A strong arm, able body, and physical toughness all combine together to make Dak Prescott a fundamentally sound quarterback. “But what about between the ears?” you ask? That is, what is Dak’s inborn Brain Type, which is the greatest determinant for sports success?
First and foremost, Dak Prescott is no Peyton Manning, John Elway, or Joe Montana. His motor movements are quite different; for those who recall all the #5 QBs and their fine motor prowess, regardless the player, Mr. Prescott does not resemble any of them (not only through the eye test but also biomechanical analysis). Knowing that all 16 inborn BTs are confirmed by motor movements, Prescott can only be of but one BT grouping (EA, EI, CA, CI). Have you seen Dak throw, and run? Does he resemble an athlete relying more on big or small muscle actions? Does he appear more cerebral or Empirical? On and on it goes, considering the many scientifically established facets of BT. Finally, have you heard him in an interview? Though he is engaging and well spoken, have you discerned whether his conversation is E or C?
The Cowboys have only lost two games this season, but they have both been to the Giants, and Sunday was the second loss. So how is the public processing all this? With no clue of BT, some are already calling for the return of Tony Romo (#13 FCIR). They are concerned not only with losses but how the rookie is playing. One journalist writes, “This time, Prescott’s indecisiveness was striking. He seemed to hold onto the ball longer than usual.” And again, “In the past two games, which includes a close victory at Minnesota, Prescott has looked less like the Rookie of the Year and more like an ordinary rookie quarterback.” In Prescott’s own words, “I hate to lose,” Prescott said. “It’s a bad feeling, but I mean it kind of gets you resettled, gets you back right. I mean after we lost to these guys the first time, we went on that run, so maybe we can do something similar.”

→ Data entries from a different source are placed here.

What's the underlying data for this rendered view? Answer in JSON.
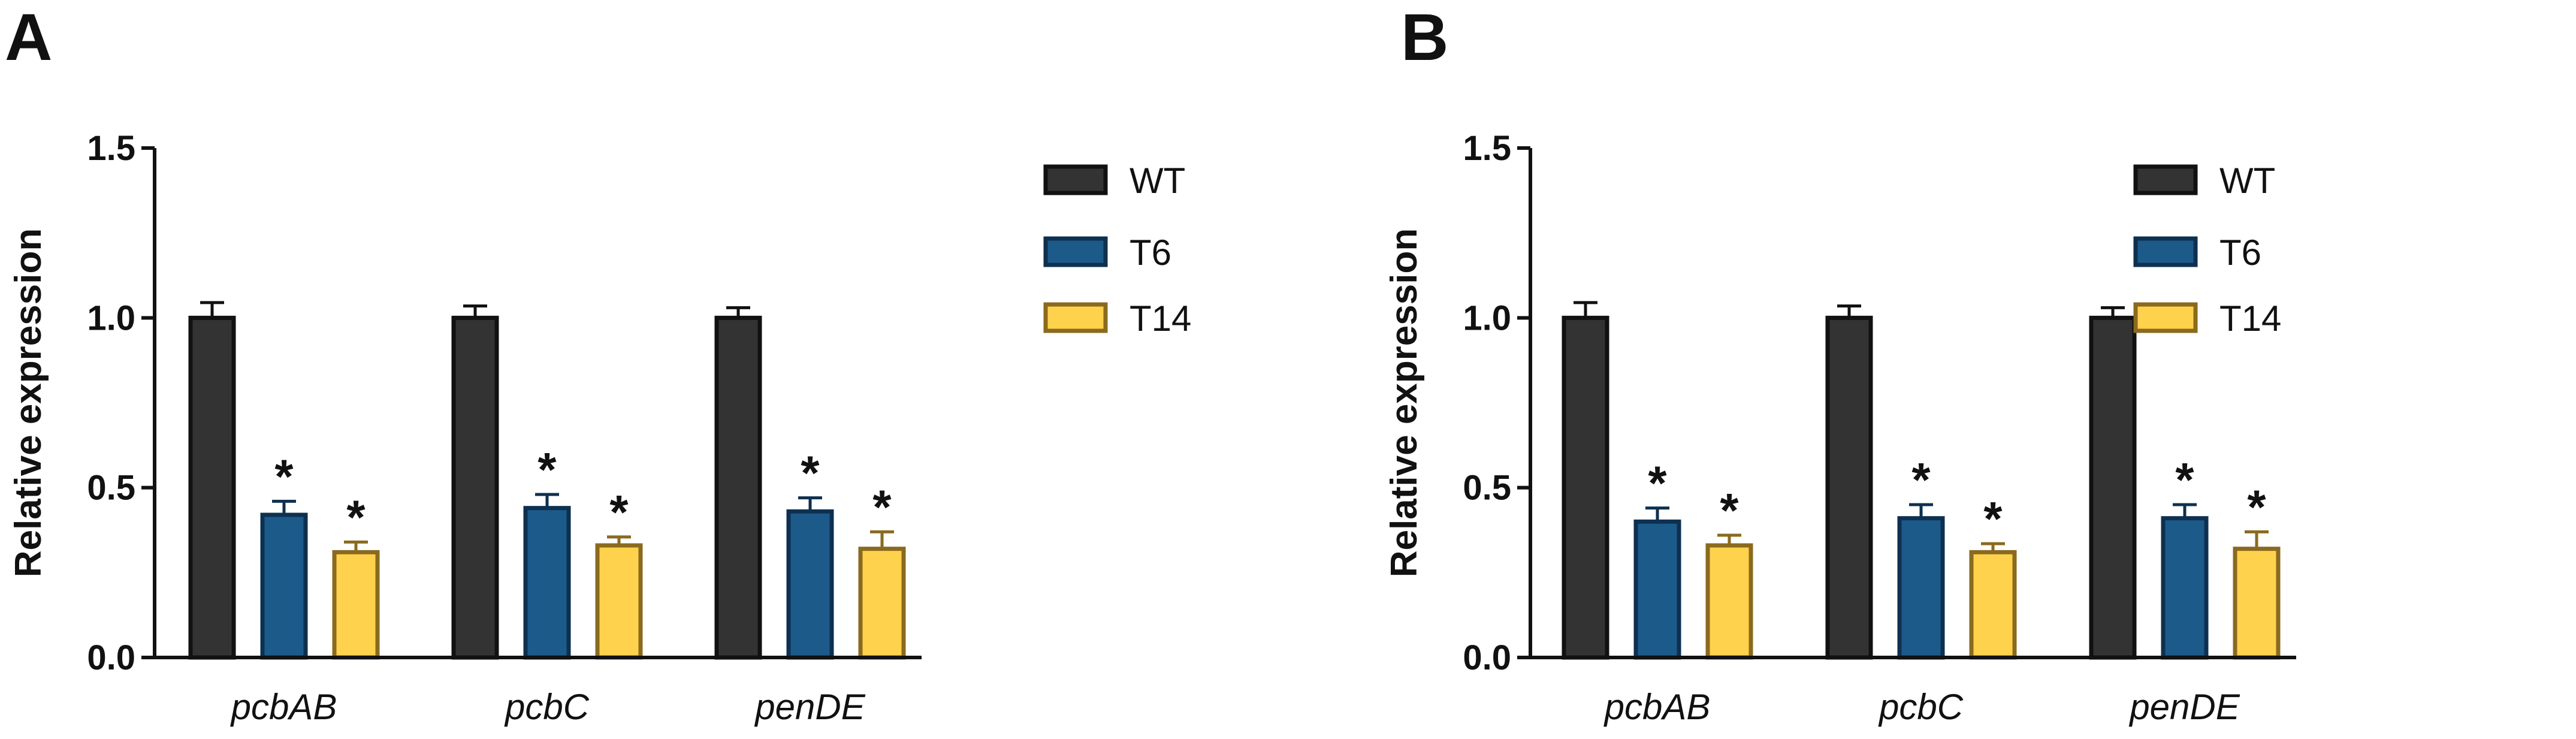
{
  "chart_data": [
    {
      "panel": "A",
      "type": "bar",
      "ylabel": "Relative expression",
      "xlabel": "",
      "ylim": [
        0,
        1.5
      ],
      "yticks": [
        "0.0",
        "0.5",
        "1.0",
        "1.5"
      ],
      "categories": [
        "pcbAB",
        "pcbC",
        "penDE"
      ],
      "series": [
        {
          "name": "WT",
          "fill": "#333333",
          "stroke": "#111111",
          "values": [
            1.0,
            1.0,
            1.0
          ],
          "errors": [
            0.045,
            0.035,
            0.03
          ],
          "significance": [
            "",
            "",
            ""
          ]
        },
        {
          "name": "T6",
          "fill": "#1c5a8a",
          "stroke": "#0e3050",
          "values": [
            0.42,
            0.44,
            0.43
          ],
          "errors": [
            0.04,
            0.04,
            0.04
          ],
          "significance": [
            "*",
            "*",
            "*"
          ]
        },
        {
          "name": "T14",
          "fill": "#ffd24d",
          "stroke": "#8a6a1e",
          "values": [
            0.31,
            0.33,
            0.32
          ],
          "errors": [
            0.03,
            0.025,
            0.05
          ],
          "significance": [
            "*",
            "*",
            "*"
          ]
        }
      ],
      "legend_position": "right"
    },
    {
      "panel": "B",
      "type": "bar",
      "ylabel": "Relative expression",
      "xlabel": "",
      "ylim": [
        0,
        1.5
      ],
      "yticks": [
        "0.0",
        "0.5",
        "1.0",
        "1.5"
      ],
      "categories": [
        "pcbAB",
        "pcbC",
        "penDE"
      ],
      "series": [
        {
          "name": "WT",
          "fill": "#333333",
          "stroke": "#111111",
          "values": [
            1.0,
            1.0,
            1.0
          ],
          "errors": [
            0.045,
            0.035,
            0.03
          ],
          "significance": [
            "",
            "",
            ""
          ]
        },
        {
          "name": "T6",
          "fill": "#1c5a8a",
          "stroke": "#0e3050",
          "values": [
            0.4,
            0.41,
            0.41
          ],
          "errors": [
            0.04,
            0.04,
            0.04
          ],
          "significance": [
            "*",
            "*",
            "*"
          ]
        },
        {
          "name": "T14",
          "fill": "#ffd24d",
          "stroke": "#8a6a1e",
          "values": [
            0.33,
            0.31,
            0.32
          ],
          "errors": [
            0.03,
            0.025,
            0.05
          ],
          "significance": [
            "*",
            "*",
            "*"
          ]
        }
      ],
      "legend_position": "right"
    }
  ]
}
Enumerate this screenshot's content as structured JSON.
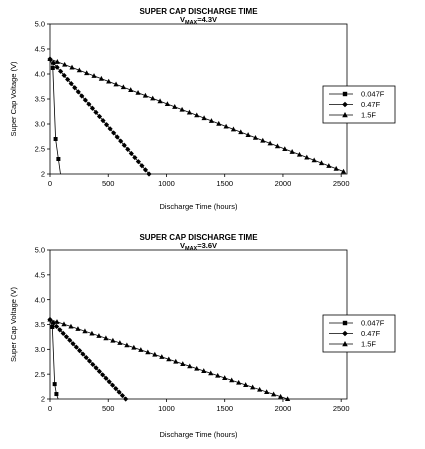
{
  "chart_data": [
    {
      "type": "line",
      "title": "SUPER CAP DISCHARGE TIME",
      "subtitle": {
        "main": "V",
        "sub": "MAX",
        "suffix": "=4.3V"
      },
      "xlabel": "Discharge Time (hours)",
      "ylabel": "Super Cap Voltage (V)",
      "xlim": [
        0,
        2550
      ],
      "ylim": [
        2,
        5
      ],
      "xticks": [
        "0",
        "500",
        "1000",
        "1500",
        "2000",
        "2500"
      ],
      "xtick_values": [
        0,
        500,
        1000,
        1500,
        2000,
        2500
      ],
      "yticks": [
        "2",
        "2.5",
        "3.0",
        "3.5",
        "4.0",
        "4.5",
        "5.0"
      ],
      "ytick_values": [
        2,
        2.5,
        3,
        3.5,
        4,
        4.5,
        5
      ],
      "legend_position": "right",
      "series": [
        {
          "name": "0.047F",
          "marker": "square",
          "x": [
            0,
            24,
            48,
            72,
            90
          ],
          "y": [
            4.3,
            4.12,
            2.7,
            2.3,
            2.0
          ]
        },
        {
          "name": "0.47F",
          "marker": "diamond",
          "x": [
            0,
            850
          ],
          "y": [
            4.3,
            2.0
          ],
          "marker_count": 29
        },
        {
          "name": "1.5F",
          "marker": "triangle",
          "x": [
            0,
            2520
          ],
          "y": [
            4.3,
            2.05
          ],
          "marker_count": 41
        }
      ]
    },
    {
      "type": "line",
      "title": "SUPER CAP DISCHARGE TIME",
      "subtitle": {
        "main": "V",
        "sub": "MAX",
        "suffix": "=3.6V"
      },
      "xlabel": "Discharge Time (hours)",
      "ylabel": "Super Cap Voltage (V)",
      "xlim": [
        0,
        2550
      ],
      "ylim": [
        2,
        5
      ],
      "xticks": [
        "0",
        "500",
        "1000",
        "1500",
        "2000",
        "2500"
      ],
      "xtick_values": [
        0,
        500,
        1000,
        1500,
        2000,
        2500
      ],
      "yticks": [
        "2",
        "2.5",
        "3.0",
        "3.5",
        "4.0",
        "4.5",
        "5.0"
      ],
      "ytick_values": [
        2,
        2.5,
        3,
        3.5,
        4,
        4.5,
        5
      ],
      "legend_position": "right",
      "series": [
        {
          "name": "0.047F",
          "marker": "square",
          "x": [
            0,
            20,
            40,
            55,
            70
          ],
          "y": [
            3.6,
            3.45,
            2.3,
            2.1,
            2.0
          ]
        },
        {
          "name": "0.47F",
          "marker": "diamond",
          "x": [
            0,
            650
          ],
          "y": [
            3.6,
            2.0
          ],
          "marker_count": 24
        },
        {
          "name": "1.5F",
          "marker": "triangle",
          "x": [
            0,
            2040
          ],
          "y": [
            3.6,
            2.0
          ],
          "marker_count": 35
        }
      ]
    }
  ]
}
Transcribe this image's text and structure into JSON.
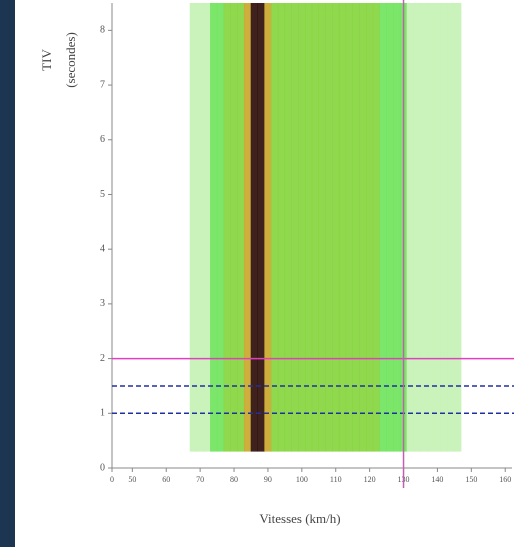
{
  "chart_data": {
    "type": "density",
    "y_label": "TIV",
    "y_label_unit": "(secondes)",
    "x_label": "Vitesses (km/h)",
    "x": [
      68,
      70,
      72,
      74,
      76,
      78,
      80,
      82,
      84,
      86,
      88,
      90,
      92,
      94,
      96,
      98,
      100,
      102,
      104,
      106,
      108,
      110,
      112,
      114,
      116,
      118,
      120,
      122,
      124,
      126,
      128,
      130,
      132,
      134,
      136,
      138,
      140,
      142,
      144,
      146
    ],
    "values": [
      0.05,
      0.1,
      0.2,
      0.3,
      0.4,
      0.5,
      0.55,
      0.6,
      0.7,
      1.0,
      1.0,
      0.75,
      0.6,
      0.6,
      0.6,
      0.6,
      0.62,
      0.62,
      0.62,
      0.62,
      0.6,
      0.6,
      0.6,
      0.58,
      0.56,
      0.55,
      0.52,
      0.5,
      0.45,
      0.4,
      0.35,
      0.3,
      0.25,
      0.2,
      0.15,
      0.12,
      0.1,
      0.07,
      0.05,
      0.03
    ],
    "levels": [
      0.25,
      0.45,
      0.65,
      0.9
    ],
    "colors": [
      "#c4f2b4",
      "#6ee35a",
      "#84d43a",
      "#c9a528",
      "#2a0a05"
    ],
    "xlim": [
      44,
      162
    ],
    "ylim": [
      0,
      8.5
    ],
    "xticks": [
      0,
      50,
      60,
      70,
      80,
      90,
      100,
      110,
      120,
      130,
      140,
      150,
      160
    ],
    "yticks": [
      0,
      1,
      2,
      3,
      4,
      5,
      6,
      7,
      8
    ],
    "axis_break": true,
    "hlines": [
      {
        "y": 2,
        "color": "#e040c0",
        "dash": false
      },
      {
        "y": 1.5,
        "color": "#2030a0",
        "dash": true
      },
      {
        "y": 1,
        "color": "#2030a0",
        "dash": true
      }
    ],
    "vlines": [
      {
        "x": 130,
        "color": "#c060b0"
      }
    ]
  }
}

As we have written so many times before, playoff time is where the men are separated from the mice, and that is where the Inanimate #5 has a distinct advantage over the other BTs, even the often successful #13s with all things being equal. FEIRs love pressure, to be the hero, the focal point—even if they lose (which they disdain)! They hunt for rabbits to pull from hats. Afraid to throw the ball in big moments, tentative, not wanting to be the goat—no way, Jose.
So what BT is Dak? We offer you this challenge. BTI had a chance to study Dak and other top QBs in the 2016 NFL draft. Though Niednagel won’t tell us the inside info passed along to the NFL team seeking his draft services, we can tell you Dak’s BT—but only after we hear your guesses and reasons.
It’s good to remember that he is only a rookie. He needs time, instruction, experience, and he also needs confidence from coaches and fellow players. If Dak thinks he’s only a step away from Romo taking his position, the pressure will mount. Coach Jason Garrett (#13 FCIR) has stated to the media that DP is their guy going forward. Yet only this week, owner Jerry Jones responded under questioning when Romo might regain his starting position. As only JJ can respond, he said “you’ll know it when you see it.”